When AI Benchmarks Plateau: A Systematic Study of Benchmark Saturation
Mubashara Akhtar, Anka Reuel, Prajna Soni, Sanchit Ahuja, Pawan Sasanka Ammanamanchi, Ruchit Rawal, Vilém Zouhar, Srishti Yadav, Chenxi Whitehouse, Dayeon Ki, Jennifer Mickel, Leshem Choshen, Marek Šuppa, Jan Batzner, Jenny Chim, Jeba Sania, Yanan Long, Hossein A. Rahmani, Christina Knight, Yiyang Nan, Jyoutir Raj, Yu Fan, Shubham Singh, Subramanyam Sahoo, Eliya Habba, Usman Gohar, Siddhesh Pawar, Robert Scholz, Arjun Subramonian, Jingwei Ni, Mykel Kochenderfer, Sanmi Koyejo, Mrinmaya Sachan, Stella Biderman, Zeerak Talat, Avijit Ghosh, Irene Solaiman
TL;DR
This study analyzes benchmark saturation across 60 Large Language Model benchmarks selected from technical reports by major model developers to identify factors driving saturation, and characterize benchmarks along 14 properties spanning task design, data construction, and evaluation format.
Abstract
Artificial Intelligence (AI) benchmarks play a central role in measuring progress in model development and guiding deployment decisions. However, many benchmarks quickly become saturated, meaning that they can no longer differentiate between the best-performing models, diminishing their long-term value.

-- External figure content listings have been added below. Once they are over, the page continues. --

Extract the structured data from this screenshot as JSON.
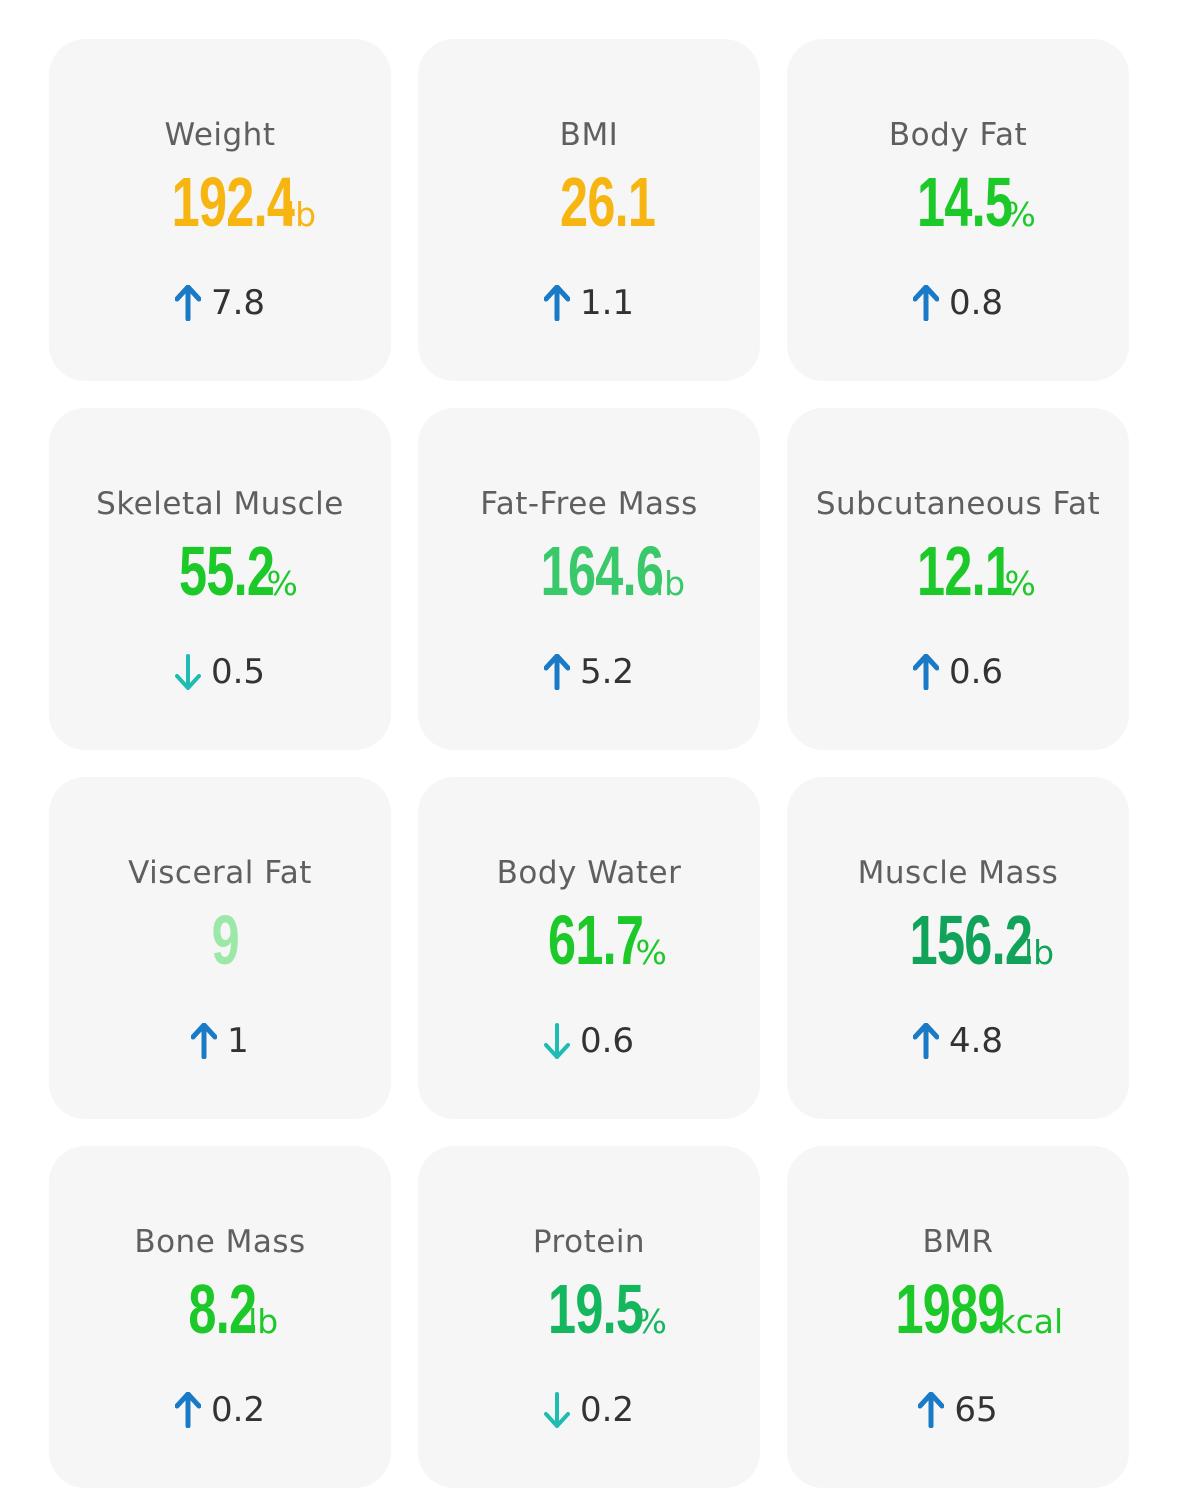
{
  "colors": {
    "up_arrow": "#1a7ac6",
    "down_arrow": "#1fbcb4",
    "orange": "#f7b512",
    "green": "#1cc929",
    "green_mid": "#3ac96a",
    "green_light": "#9be8a8",
    "green_dark": "#11a35a",
    "green_teal": "#14b65e"
  },
  "metrics": [
    {
      "label": "Weight",
      "value": "192.4",
      "unit": "lb",
      "delta": "7.8",
      "direction": "up",
      "color": "#f7b512"
    },
    {
      "label": "BMI",
      "value": "26.1",
      "unit": "",
      "delta": "1.1",
      "direction": "up",
      "color": "#f7b512"
    },
    {
      "label": "Body Fat",
      "value": "14.5",
      "unit": "%",
      "delta": "0.8",
      "direction": "up",
      "color": "#1cc929"
    },
    {
      "label": "Skeletal Muscle",
      "value": "55.2",
      "unit": "%",
      "delta": "0.5",
      "direction": "down",
      "color": "#1cc929"
    },
    {
      "label": "Fat-Free Mass",
      "value": "164.6",
      "unit": "lb",
      "delta": "5.2",
      "direction": "up",
      "color": "#3ac96a"
    },
    {
      "label": "Subcutaneous Fat",
      "value": "12.1",
      "unit": "%",
      "delta": "0.6",
      "direction": "up",
      "color": "#1cc929"
    },
    {
      "label": "Visceral Fat",
      "value": "9",
      "unit": "",
      "delta": "1",
      "direction": "up",
      "color": "#9be8a8"
    },
    {
      "label": "Body Water",
      "value": "61.7",
      "unit": "%",
      "delta": "0.6",
      "direction": "down",
      "color": "#1cc929"
    },
    {
      "label": "Muscle Mass",
      "value": "156.2",
      "unit": "lb",
      "delta": "4.8",
      "direction": "up",
      "color": "#11a35a"
    },
    {
      "label": "Bone Mass",
      "value": "8.2",
      "unit": "lb",
      "delta": "0.2",
      "direction": "up",
      "color": "#1cc929"
    },
    {
      "label": "Protein",
      "value": "19.5",
      "unit": "%",
      "delta": "0.2",
      "direction": "down",
      "color": "#14b65e"
    },
    {
      "label": "BMR",
      "value": "1989",
      "unit": "kcal",
      "delta": "65",
      "direction": "up",
      "color": "#1cc929"
    }
  ]
}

In this study, we analyze benchmark saturation across 60 Large Language Model (LLM) benchmarks selected from technical reports by major model developers. To identify factors driving saturation, we characterize benchmarks along 14 properties spanning task design, data construction, and evaluation format. We test five hypotheses examining how each property contributes to saturation rates. Our analysis reveals that nearly half of the benchmarks exhibit saturation, with rates increasing as benchmarks age. Notably, hiding test data (i.e., public vs. private) shows no protective effect, while expert-curated benchmarks resist saturation better than crowdsourced ones. Our findings highlight which design choices extend benchmark longevity and inform strategies for more durable evaluation.